リヴァイに添い遂げる意志こそが、その誓いこそが、むざむざ一人生き延びてしまったエレンを生かした。
「俺が傍にいなくちゃいけないのは、あの人だけだから」
エレンが愛した、かつての恋人。
現在のリヴァイはエレンの所有者で、エレンはリヴァイの家畜だった。
エレンはもはや、リヴァイへ与えるべき言葉を持たない。彼に対してなんて言えば良いのか分からないのだ。リヴァイの心の柔らかな部分に触れることは、今のエレンにとって恐ろしいことだった。恋人同士の時は簡単にできた他愛ない慰め合いも、もうエレンにはできない。言葉を持たないから、エレンはリヴァイに望まれない限りは口を閉ざしている。エレンの本心を、リヴァイに告げることはしない。そんなの無意味なことだと、エレンは肌で知っていた。
せめてもと、エレンにはリヴァイの言葉に従うことしかできない。自分のせいで傷つけてしまった、今もエレンが自分の傍から離れていかないか不安に思っていることだろう、どうしようもない人。
「私じゃ、駄目なのね」
エレンが傷つけたと言うのなら、決して少なくない多くの者が、エレンの裏切りによって傷ついただろう。信じてくれた上司、先輩、同期、仲間、親友、そして家族。
それでも。
「ああ」
エレンが選んだのはたった一人の男だけなのだ。
生涯を懸けて、償いたいのは。
「分かった」
ミカサはエレンの肩に顔をうずめた。最後にその温もりを身体に分け与えるように。
「もう会わない」
ミカサはエレンが何よりも大事だった。その身体も、その意志も。自分の存在がエレンの邪魔になることを良しとはしない。

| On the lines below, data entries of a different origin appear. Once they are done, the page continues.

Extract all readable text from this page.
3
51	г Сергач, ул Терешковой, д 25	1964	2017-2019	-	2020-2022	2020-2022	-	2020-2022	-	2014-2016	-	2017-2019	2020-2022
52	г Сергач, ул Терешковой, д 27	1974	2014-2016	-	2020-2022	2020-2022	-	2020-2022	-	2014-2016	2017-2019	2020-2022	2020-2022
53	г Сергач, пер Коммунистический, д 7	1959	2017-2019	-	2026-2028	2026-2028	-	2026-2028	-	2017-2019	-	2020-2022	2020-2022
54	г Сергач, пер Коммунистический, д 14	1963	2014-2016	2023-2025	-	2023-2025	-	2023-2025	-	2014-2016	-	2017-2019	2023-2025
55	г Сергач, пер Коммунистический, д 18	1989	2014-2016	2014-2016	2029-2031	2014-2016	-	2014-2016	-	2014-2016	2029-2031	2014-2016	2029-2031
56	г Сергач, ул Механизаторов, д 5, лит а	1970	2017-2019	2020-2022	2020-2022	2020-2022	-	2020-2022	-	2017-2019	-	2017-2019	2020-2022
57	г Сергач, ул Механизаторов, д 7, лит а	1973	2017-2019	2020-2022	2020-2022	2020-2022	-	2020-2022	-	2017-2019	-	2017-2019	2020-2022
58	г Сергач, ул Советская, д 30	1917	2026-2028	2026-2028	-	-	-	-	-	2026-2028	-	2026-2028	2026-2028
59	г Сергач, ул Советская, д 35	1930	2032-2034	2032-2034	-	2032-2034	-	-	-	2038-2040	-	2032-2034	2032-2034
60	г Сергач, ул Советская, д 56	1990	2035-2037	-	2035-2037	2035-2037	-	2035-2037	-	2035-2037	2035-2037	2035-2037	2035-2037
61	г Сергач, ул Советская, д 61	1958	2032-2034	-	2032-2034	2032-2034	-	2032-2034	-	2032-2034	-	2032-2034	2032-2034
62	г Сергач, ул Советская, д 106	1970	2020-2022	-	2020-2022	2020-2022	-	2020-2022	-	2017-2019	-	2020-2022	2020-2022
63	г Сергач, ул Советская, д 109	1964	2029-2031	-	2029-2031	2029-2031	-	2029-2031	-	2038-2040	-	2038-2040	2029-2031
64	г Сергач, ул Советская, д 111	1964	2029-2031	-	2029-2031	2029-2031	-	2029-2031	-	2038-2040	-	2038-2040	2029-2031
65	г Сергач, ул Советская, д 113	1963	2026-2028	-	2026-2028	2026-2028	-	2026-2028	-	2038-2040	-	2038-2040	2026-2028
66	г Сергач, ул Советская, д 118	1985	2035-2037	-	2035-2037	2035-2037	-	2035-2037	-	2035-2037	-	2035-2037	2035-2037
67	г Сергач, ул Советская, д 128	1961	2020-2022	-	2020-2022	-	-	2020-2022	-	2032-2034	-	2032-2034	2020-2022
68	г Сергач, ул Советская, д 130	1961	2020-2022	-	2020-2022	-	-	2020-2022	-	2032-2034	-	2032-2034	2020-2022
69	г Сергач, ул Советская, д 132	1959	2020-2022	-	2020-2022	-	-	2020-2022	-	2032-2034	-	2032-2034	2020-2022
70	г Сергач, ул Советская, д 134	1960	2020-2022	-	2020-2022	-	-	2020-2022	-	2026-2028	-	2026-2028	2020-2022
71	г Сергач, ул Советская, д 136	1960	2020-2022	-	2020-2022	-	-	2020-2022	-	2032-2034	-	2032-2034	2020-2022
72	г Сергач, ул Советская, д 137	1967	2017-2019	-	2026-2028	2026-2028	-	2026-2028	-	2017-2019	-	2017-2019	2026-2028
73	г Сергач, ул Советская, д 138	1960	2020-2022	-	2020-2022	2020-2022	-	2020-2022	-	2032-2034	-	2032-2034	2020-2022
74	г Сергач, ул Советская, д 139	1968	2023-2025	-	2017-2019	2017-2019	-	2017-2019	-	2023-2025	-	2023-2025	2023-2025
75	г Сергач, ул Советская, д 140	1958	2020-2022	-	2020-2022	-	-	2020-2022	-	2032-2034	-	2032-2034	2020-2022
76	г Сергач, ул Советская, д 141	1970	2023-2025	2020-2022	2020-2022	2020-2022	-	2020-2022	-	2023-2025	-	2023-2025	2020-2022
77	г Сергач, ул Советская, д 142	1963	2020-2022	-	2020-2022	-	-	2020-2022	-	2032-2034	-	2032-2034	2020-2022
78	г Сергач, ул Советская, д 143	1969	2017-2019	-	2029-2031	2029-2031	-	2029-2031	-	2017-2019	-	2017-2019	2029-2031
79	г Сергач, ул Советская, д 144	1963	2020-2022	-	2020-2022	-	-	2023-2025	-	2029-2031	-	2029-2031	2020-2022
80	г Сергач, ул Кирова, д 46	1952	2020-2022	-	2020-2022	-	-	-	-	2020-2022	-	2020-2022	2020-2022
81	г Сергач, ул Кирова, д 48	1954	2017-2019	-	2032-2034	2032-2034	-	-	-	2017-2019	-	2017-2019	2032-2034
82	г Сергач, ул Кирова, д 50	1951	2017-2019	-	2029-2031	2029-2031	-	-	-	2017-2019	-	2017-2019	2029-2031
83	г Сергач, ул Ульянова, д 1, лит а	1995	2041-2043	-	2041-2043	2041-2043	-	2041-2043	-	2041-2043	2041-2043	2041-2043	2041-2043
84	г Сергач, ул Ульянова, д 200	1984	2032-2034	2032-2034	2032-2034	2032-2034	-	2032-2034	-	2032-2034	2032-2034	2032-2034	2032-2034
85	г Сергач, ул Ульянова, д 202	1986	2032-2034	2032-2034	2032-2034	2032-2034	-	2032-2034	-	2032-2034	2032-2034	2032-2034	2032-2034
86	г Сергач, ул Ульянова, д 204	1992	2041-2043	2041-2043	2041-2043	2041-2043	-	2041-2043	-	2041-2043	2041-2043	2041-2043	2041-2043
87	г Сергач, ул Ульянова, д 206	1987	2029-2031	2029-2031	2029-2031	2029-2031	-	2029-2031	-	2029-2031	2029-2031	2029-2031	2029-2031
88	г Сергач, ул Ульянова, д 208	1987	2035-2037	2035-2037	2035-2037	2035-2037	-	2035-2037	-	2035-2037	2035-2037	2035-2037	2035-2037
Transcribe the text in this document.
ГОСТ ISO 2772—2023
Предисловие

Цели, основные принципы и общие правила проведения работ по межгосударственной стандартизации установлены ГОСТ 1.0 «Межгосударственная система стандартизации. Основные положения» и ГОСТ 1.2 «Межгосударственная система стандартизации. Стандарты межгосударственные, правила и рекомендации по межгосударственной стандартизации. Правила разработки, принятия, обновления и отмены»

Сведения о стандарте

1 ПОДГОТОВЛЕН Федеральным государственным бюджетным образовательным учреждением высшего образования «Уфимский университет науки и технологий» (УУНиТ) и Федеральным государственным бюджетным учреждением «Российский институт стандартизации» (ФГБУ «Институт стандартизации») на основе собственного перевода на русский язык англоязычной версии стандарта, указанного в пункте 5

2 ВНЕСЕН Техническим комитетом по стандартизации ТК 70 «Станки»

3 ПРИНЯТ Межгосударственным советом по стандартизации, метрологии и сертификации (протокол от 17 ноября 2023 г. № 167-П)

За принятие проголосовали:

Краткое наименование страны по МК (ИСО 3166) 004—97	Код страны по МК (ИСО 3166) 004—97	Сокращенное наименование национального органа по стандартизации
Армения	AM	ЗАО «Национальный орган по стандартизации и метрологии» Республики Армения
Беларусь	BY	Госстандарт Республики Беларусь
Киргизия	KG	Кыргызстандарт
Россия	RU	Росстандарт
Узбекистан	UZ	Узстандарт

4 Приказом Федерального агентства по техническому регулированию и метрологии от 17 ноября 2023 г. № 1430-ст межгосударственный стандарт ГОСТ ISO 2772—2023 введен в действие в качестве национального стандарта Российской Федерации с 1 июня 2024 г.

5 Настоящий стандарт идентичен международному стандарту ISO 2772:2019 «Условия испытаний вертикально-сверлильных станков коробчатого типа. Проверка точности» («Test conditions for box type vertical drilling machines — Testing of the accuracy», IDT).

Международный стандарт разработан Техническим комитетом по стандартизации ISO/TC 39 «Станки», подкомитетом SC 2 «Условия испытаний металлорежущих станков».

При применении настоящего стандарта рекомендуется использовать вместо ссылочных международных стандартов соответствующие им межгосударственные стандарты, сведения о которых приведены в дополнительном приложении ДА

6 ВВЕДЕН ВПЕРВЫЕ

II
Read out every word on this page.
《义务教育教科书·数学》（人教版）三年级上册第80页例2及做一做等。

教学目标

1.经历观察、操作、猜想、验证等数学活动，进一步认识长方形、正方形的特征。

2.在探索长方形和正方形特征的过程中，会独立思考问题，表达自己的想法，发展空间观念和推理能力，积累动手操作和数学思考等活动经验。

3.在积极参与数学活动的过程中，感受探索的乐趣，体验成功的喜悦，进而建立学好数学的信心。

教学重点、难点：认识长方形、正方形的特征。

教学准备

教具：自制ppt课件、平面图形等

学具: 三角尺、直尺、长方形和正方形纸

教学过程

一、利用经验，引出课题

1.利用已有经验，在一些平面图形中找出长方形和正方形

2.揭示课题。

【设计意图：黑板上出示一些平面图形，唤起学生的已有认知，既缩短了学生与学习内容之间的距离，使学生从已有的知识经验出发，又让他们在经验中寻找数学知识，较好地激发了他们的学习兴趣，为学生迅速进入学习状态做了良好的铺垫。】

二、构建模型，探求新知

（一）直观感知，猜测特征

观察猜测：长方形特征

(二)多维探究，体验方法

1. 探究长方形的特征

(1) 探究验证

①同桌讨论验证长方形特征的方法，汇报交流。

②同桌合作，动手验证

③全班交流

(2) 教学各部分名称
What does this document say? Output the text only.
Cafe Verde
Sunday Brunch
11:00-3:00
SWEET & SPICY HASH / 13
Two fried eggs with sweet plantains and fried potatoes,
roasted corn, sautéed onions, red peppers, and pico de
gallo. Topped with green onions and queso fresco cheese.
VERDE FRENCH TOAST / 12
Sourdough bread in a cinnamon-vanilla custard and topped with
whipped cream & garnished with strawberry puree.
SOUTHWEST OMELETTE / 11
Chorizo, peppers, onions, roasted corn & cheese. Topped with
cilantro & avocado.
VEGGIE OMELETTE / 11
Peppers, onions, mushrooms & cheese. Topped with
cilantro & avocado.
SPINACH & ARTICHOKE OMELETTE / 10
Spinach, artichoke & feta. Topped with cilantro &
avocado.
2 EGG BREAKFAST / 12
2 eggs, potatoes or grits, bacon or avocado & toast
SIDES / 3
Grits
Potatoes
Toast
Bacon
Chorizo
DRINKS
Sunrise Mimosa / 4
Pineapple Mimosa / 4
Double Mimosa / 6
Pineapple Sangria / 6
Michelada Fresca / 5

でも、だからと言って。この身が引き裂かれるように辛いことは変わらない。
「ごめんな。ありがとう」
エレンの声も涙交じりだった。
雲一つもない、何ものにも隠されることのない太陽がらんらんと輝くその陽光を、壊れた窓越しに感じながら。交わされた家族との最後の会話だった。

ミカサが屋敷を出てから数時間で散乱したガラス片は片付けられ、呼ばれた業者によって、窓ガラスは迅速に元通りに。日暮れと同時に帰ってきたリヴァイを待っていたのは、二、三の簡素な報告と、エレン一人だけだった。